Cela signifie que certains pays mélangent la sécurité numérique et le renseignement ?

Dominique Riban : Oui. C’est le cas aux Etats-Unis ou encore en Angleterre. Et lorsque l’on est face à un service de renseignements, il ne faut surtout pas être dupe. C’est ce qui me fait souvent dire que l’on a des faux amis, mais aussi des vrais ennemis…

On a le sentiment que la cybercriminalité continue de prospérer dans une vaste impunité. Est-ce effectivement le cas ?

Dominique Riban : Il est très difficile en effet d’identifier l’auteur d’une cyberattaque. C’est toute la difficulté du cyberespace car il n’y a absolument pas de frontières. De plus, il est rare qu’un hacker attaque de son propre poste. Il utilise des postes anonymisés, avec des faux noms, qui attaquent d’autres postes, et à partir de ces postes, ils attaquent leur cible finale. Cela peut faire le tour de la terre… Par exemple, le malware qui a été utilisé pour l’attaque de TV5 Monde est d’origine russe d’après la presse française. Est-ce que ça veut dire que ce sont les russes qui ont attaqué ? Pas forcément. Il est donc très difficile d’identifier le commanditaire.

Frédéric Fautrier : Il n’y a pas d’impunité totale non plus. Pour tout ce qui concerne la cybercriminalité, des organismes internationaux se sont structurés. Il y a d’abord les Nations Unies qui travaillent beaucoup sur ces sujets, en terme de suivi et de répression. Il y a également Interpol qui a monté son propre CERT (Computer Emergency Response Team). Europol a fait une démarche similaire pour pouvoir enquêter au-delà des frontières nationales.
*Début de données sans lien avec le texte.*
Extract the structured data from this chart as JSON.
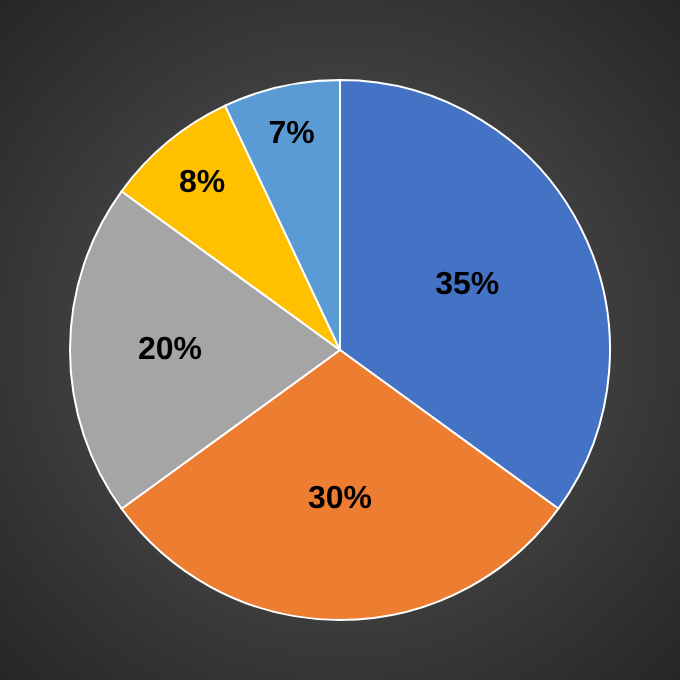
{
  "chart_data": {
    "type": "pie",
    "categories": [
      null,
      null,
      null,
      null,
      null
    ],
    "values": [
      35,
      30,
      20,
      8,
      7
    ],
    "colors": [
      "#4472c4",
      "#ed7d31",
      "#a5a5a5",
      "#ffc000",
      "#5b9bd5"
    ],
    "value_labels": [
      "35%",
      "30%",
      "20%",
      "8%",
      "7%"
    ],
    "legend": false
  }
}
Que pensez-vous des Anonymous ? Peut-on parler de “hacker citoyens” ?

Dominique Riban : Lorsque j’étais jeune et que l’on voulait contester quelque chose, on allait devant la préfecture pour faire un sitting… Les Anonymous font, en quelque sorte, du sitting moderne… Mais au lieu de se déplacer, ils font cela depuis leur salon avec une bière à la main. Ils ne sont pas malveillants. Ils cherchent à faire passer des messages, souvent politiques.

(1) Selon le département de l’Intérieur, entre octobre 2013 et juin 2014, 46 escroqueries et tentatives d’escroquerie au président ont été commises à l’encontre de sociétés monégasques. 23 ont fait l’objet d’un dépôt de plainte. Et parmi ces 46 tentatives, 3 ont atteint leur but. « Les virements demandés étant compris le plus souvent entre 400 000 euros et 1 000 000 euros, les sociétés victimes subissent un préjudice du même ordre, voire supérieur, lorsque plusieurs virements sont effectués », nous a précisé le gouvernement.